Redhead grass is a hearty “anchoring” bay grass with an extensive root system under a firm mud bottom. At the water’s surface, it shows flat, oval leaves that wrap around the base of straight, slender stems.
White perch, for instance, seek such habitat. They do not seek bulkheads. And, with the return of natural sediments in living shorelines comes food for benthic- feeding fish in the Bay such as summer flounder and Atlantic croaker.
After filing for a new permit, the Department of Natural Resources funded the project to the tune of $299,000. The Pines on the Severn 237-home community improvement association kicked in $24,000. The Severn Riverkeeper contributed in-kind services, as did the Chesapeake Legal Alliance.
These efforts of a determined community association, volunteer legal work by the Chesapeake Legal Alliance and a proactive Riverkeeper provide a great example of persistence in the face of halting bureaucracy.
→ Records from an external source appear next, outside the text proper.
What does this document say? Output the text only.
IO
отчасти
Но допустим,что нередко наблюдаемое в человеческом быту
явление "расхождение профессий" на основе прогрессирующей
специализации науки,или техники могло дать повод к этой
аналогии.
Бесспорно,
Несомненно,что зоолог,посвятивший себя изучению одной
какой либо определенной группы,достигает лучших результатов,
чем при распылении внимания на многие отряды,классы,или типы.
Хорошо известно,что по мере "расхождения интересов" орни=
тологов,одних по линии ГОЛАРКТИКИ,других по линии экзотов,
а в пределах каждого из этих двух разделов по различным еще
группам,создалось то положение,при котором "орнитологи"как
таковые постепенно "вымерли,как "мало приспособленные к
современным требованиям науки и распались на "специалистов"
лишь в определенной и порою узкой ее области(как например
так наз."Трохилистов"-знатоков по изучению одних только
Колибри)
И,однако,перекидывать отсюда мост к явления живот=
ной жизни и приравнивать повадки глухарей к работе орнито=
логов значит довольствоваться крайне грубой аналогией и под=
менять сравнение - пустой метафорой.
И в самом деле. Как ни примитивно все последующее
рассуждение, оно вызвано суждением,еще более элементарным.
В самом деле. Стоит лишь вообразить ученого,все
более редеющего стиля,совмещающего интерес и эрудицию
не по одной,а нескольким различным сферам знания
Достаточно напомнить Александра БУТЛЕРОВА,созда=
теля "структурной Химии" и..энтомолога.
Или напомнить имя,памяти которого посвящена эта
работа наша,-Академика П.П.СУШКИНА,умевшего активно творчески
Why not regionally develop a list of aging bulkheads throughout the watershed to stimulate and prioritize local remedial action where critical areas of failing shoreline habitat are due in part to these structures?
Dick Williams, LEED AP® BD+C, consults on high-efficiency construction and sustainability and writes and blogs to address his curiosity about humankind’s impact on the biosphere. Distributed by Bay Journal News Service.